Italy is a beautiful country. There’s an immense wealth of natural beauty that has been relatively unmolested by modernity. It doesn’t have the perfectly manicured elegance of France; the gorgeous sites of Rome are marred by exhaust, the buildings of Cinque Terre have broken stucco, and the winding streets of Bologna covered in layers of spray painted declarations–something to the effect of “down with the patriarchy,” one reads.
It’s not as if Italians let their cities and towns become dilapidated beyond repair. Simply, they let their cities be. They don’t force grid-like urban designs on their cities, much to the dismay of many a traveler without a sharp sense of direction and a good map. Although it’s chaotic and a bit of a nightmare to drive, this centuries old, laissez-faire urban planning paradoxically gives Italian cities an uncomplicated, organic beauty.
Bologna is lined with a series of porticos, providing much needed shade when wandering about on a warm summer day, but there is little to no stylistic consistency between one set of arches and pillars and the next: a Byzantine marble set is followed by a brown-painted cement Corinthian set. The little towns of Cinque Terre are undoubtedly quaint. The crooked alleys are a mere breath between the pastel buildings, each one painted as if it were a flavor–fragola, melone, frutti di bosco–and stacked on the cliff as might be the gelato cone of an overeager tourist. I inch down a rather steep staircase, afraid that if I go too fast, I’ll run right off the cliff the same way I end up with melted sorbetto all over my hands and clothes.

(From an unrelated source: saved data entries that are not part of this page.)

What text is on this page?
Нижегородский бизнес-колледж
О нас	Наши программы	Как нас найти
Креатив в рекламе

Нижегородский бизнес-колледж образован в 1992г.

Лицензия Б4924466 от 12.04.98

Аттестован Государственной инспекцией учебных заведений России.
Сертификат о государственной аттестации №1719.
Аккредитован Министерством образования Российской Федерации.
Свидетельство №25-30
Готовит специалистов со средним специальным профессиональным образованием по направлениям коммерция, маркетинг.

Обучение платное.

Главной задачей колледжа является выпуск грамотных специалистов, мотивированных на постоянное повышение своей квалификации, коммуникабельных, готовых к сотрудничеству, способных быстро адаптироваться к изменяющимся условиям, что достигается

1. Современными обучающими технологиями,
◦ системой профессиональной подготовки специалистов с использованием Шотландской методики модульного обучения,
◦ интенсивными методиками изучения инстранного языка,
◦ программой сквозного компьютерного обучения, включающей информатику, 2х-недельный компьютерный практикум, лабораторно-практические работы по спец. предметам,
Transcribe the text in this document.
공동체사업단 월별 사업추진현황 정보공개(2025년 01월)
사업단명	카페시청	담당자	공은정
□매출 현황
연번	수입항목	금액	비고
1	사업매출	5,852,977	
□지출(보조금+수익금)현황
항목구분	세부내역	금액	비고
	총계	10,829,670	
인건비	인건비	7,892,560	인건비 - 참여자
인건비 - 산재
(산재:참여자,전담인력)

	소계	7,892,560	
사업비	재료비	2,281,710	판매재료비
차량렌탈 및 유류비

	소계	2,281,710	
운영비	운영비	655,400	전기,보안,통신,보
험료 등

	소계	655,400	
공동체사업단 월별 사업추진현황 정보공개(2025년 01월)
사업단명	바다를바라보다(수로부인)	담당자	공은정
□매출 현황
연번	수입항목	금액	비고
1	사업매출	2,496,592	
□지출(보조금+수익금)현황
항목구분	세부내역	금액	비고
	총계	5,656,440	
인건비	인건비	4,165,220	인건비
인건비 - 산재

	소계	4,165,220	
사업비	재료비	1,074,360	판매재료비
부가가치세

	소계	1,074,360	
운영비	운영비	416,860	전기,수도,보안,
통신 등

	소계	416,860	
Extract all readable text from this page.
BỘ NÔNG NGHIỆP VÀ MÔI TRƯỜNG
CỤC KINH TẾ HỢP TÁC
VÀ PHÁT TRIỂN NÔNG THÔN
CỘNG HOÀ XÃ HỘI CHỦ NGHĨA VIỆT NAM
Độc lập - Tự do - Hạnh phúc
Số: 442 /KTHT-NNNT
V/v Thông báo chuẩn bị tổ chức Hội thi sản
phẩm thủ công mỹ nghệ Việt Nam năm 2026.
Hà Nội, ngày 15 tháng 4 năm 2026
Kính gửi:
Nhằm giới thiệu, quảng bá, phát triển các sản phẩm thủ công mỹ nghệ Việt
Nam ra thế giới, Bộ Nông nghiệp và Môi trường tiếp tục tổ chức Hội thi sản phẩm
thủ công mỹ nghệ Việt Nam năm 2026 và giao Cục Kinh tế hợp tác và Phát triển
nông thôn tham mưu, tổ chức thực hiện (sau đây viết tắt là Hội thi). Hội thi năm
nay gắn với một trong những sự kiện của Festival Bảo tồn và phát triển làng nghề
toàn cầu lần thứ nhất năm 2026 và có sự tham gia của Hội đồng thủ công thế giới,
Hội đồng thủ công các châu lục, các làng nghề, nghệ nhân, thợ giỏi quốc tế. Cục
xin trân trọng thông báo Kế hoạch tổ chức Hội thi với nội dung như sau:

Underneath all that effortless beauty, there’s something volatile. There’s a stereotype that Italian machinery, though beautiful to behold, can be temperamental. There’s something incredibly exciting about that sense of unpredictability. It gives the inanimate a sense of life and humanity that doesn’t exist in a totally reliable piece of machinery. Let’s be honest, when dealing with a malfunctioning printer or coffee machine, most of us have probably tried reasoning with it: “Why are you doing this to me?” “Seriously? You pick today of all days.” When something works a little too perfectly, it’s all business. You don’t say thank you to a printer every time it does its job correctly.
There’s a similar phenomenon in Italy’s architecture. The cities and towns are alive. The wear and tear, when coupled with vibrant architecture and color, imbues the static buildings with vitality. Perhaps the easy elegance conveys a more attractive lifestyle than perfectly logical, overworked urban design.
Maybe it was something in the salty air of Cinque Terre, but I wanted to be a little reckless. We saw the local boys jumping off the cliffs and I snapped the photo below. I didn’t think much of it at the time, except that they were very brave. The next day, my brother mentions that he wants to jump from the same spot. I hadn’t really thought about it much beforehand since I assumed it wasn’t a possibility. I immediately added that I wanted to do it, too. After much difficulty climbing the lowest point of the cliff (where the three guys are standing), due to the many sharp barnacles and slick algae coating the surface, I jumped from there as a warm up. Soon after I scaled the rest of the cliff, following my brother up the rocks.
I quickly realized that the boys we saw jumping the other day were both excellent climbers and much taller than I was. About 3/4 of the way up I got a bit stuck and had to hoist myself backwards up section of the cliff, forcing myself to see how far up I had climbed. Mistake, obviously. It was clear, however, that the safest way down was to jump. The formation of the cliff made the two land exits unrealistic options: 1.) climb down the cliff the way I came, blindly looking for footholds I wasn’t sure I could reach 2.) walk across the spine of the cliff. I managed to talk my brother through his own hesitation and watched him jump. When my time came, I couldn’t get my body to just do it, right away. My brain was screaming “GO! GO! GO!” but my legs wouldn’t move. After a questionably appropriate amount of drama, I jumped.